The policy change was announced amid a months-long controversy after the release of videos secretly recorded by anti-abortion activists that grew into demands by some Republicans in Congress to cut off funding to the group, even threatening a government shutdown last month.
Planned Parenthood said the videos inflamed anti-abortion sentiment in the United States and in Congress by falsely portraying its participation in tissue donation programs for medical research. The organization said it did not sell the tissue and only accepted reimbursement for handling it - a cost it would now bear itself.

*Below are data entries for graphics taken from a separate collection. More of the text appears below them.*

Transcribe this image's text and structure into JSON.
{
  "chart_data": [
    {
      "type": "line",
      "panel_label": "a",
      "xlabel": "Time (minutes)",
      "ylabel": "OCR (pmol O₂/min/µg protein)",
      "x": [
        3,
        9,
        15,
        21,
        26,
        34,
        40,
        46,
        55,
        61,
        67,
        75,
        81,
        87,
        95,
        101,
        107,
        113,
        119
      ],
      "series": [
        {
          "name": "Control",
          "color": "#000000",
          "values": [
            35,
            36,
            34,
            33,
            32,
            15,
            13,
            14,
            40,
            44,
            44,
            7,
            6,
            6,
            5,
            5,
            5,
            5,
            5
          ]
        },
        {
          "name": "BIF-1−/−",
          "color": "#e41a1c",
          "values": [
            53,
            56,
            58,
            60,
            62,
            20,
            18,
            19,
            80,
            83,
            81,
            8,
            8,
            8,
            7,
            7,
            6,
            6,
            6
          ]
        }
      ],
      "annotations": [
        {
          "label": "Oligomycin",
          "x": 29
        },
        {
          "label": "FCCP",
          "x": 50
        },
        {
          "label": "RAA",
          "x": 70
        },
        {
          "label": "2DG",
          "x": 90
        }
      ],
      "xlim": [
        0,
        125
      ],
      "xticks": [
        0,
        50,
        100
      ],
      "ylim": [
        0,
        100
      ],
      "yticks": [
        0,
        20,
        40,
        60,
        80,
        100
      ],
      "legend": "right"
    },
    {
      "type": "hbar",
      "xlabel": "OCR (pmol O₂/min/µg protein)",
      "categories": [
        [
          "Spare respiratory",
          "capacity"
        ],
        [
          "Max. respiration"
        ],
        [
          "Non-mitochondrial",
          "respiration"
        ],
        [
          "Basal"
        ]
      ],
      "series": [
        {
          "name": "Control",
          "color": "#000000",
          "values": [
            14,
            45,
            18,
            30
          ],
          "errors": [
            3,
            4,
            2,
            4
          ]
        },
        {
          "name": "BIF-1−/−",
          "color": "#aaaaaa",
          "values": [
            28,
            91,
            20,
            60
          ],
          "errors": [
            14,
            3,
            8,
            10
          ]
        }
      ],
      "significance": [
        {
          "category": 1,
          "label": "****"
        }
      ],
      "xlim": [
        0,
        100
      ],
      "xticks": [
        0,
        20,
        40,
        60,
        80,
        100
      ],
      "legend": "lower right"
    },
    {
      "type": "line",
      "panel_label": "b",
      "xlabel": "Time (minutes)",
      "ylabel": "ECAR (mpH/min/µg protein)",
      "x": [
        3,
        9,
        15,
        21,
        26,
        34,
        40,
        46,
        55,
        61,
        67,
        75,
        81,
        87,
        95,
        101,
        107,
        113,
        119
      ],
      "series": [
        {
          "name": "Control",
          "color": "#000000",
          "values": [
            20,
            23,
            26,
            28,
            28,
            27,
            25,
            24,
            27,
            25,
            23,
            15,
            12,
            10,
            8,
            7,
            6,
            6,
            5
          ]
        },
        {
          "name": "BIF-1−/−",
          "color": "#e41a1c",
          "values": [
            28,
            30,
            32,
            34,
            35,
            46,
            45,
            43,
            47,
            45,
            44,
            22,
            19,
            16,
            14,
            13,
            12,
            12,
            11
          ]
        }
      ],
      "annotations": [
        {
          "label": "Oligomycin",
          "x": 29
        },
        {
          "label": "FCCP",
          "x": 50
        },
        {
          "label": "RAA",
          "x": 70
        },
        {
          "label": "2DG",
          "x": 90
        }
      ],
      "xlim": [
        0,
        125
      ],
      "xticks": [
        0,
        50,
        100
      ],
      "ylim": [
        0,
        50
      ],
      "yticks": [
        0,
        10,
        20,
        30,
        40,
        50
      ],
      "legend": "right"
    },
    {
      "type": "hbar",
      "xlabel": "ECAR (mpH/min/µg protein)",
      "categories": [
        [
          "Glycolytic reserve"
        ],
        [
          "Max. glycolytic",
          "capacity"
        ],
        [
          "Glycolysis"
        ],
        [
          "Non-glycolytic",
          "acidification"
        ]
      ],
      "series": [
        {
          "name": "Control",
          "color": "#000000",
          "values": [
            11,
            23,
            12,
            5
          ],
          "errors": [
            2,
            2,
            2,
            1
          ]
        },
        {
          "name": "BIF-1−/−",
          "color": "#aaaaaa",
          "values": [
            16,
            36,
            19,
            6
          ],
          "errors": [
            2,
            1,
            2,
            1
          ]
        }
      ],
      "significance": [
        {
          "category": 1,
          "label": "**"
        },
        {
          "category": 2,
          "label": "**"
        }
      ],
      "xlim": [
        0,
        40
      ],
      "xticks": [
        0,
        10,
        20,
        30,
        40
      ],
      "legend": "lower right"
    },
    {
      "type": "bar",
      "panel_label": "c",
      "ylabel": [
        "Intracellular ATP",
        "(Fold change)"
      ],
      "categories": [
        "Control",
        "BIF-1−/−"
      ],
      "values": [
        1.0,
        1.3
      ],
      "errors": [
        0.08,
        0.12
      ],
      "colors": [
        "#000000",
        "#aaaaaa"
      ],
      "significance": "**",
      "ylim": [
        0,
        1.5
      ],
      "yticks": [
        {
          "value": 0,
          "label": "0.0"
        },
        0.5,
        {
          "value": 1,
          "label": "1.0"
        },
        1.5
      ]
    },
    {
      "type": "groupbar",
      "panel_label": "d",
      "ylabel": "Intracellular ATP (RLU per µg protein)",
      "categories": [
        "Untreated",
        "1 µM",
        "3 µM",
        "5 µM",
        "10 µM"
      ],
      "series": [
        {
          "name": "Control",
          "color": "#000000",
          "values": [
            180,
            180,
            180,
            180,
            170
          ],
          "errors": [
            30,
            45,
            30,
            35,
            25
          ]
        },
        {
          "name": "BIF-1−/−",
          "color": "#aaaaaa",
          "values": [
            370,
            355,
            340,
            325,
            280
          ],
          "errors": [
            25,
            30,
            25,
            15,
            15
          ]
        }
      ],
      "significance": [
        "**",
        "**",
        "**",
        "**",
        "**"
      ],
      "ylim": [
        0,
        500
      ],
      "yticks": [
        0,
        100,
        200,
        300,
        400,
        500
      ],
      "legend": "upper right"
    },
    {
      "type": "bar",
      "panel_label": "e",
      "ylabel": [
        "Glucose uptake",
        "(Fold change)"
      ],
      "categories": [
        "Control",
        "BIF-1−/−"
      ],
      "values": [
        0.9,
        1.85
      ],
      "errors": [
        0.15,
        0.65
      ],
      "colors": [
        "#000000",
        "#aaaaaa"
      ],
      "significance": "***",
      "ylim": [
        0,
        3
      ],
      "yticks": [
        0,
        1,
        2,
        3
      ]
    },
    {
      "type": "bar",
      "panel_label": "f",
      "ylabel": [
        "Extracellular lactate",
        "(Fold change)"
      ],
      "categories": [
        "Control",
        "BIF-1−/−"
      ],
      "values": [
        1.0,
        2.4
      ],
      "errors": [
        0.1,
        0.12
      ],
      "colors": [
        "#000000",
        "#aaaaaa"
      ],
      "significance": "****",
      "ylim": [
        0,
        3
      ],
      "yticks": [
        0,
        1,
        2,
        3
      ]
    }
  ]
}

"This removes beyond the shadow of a doubt the ludicrous idea that Planned Parenthood has any financial interest in fetal tissue donation – and shows the real agenda behind these attacks," Planned Parenthood President Cecile Richards said in a statement. Richards announced the policy change in a letter to the National Institutes of Health.
She characterized the videos and focus on Planned Parenthood as a "smokescreen" for a broader campaign against a woman's right to choose whether or not to have an abortion, which was approved by the U.S. Supreme Court in 1973.
Richards, who testified this month to the House Oversight Committee about Planned Parenthood's use of government funds, said only two of the organizations 700 health centers are involved in fetal tissue donations and that its previous policy of accepting handling fees was legal.
Representative Jason Chaffetz, chairman of the oversight committee, said the policy change was a good move but that Planned Parenthood's spending and federal support remained in question. Planned Parenthood receives about $500 million annually in federal funds, largely in Medicaid reimbursements.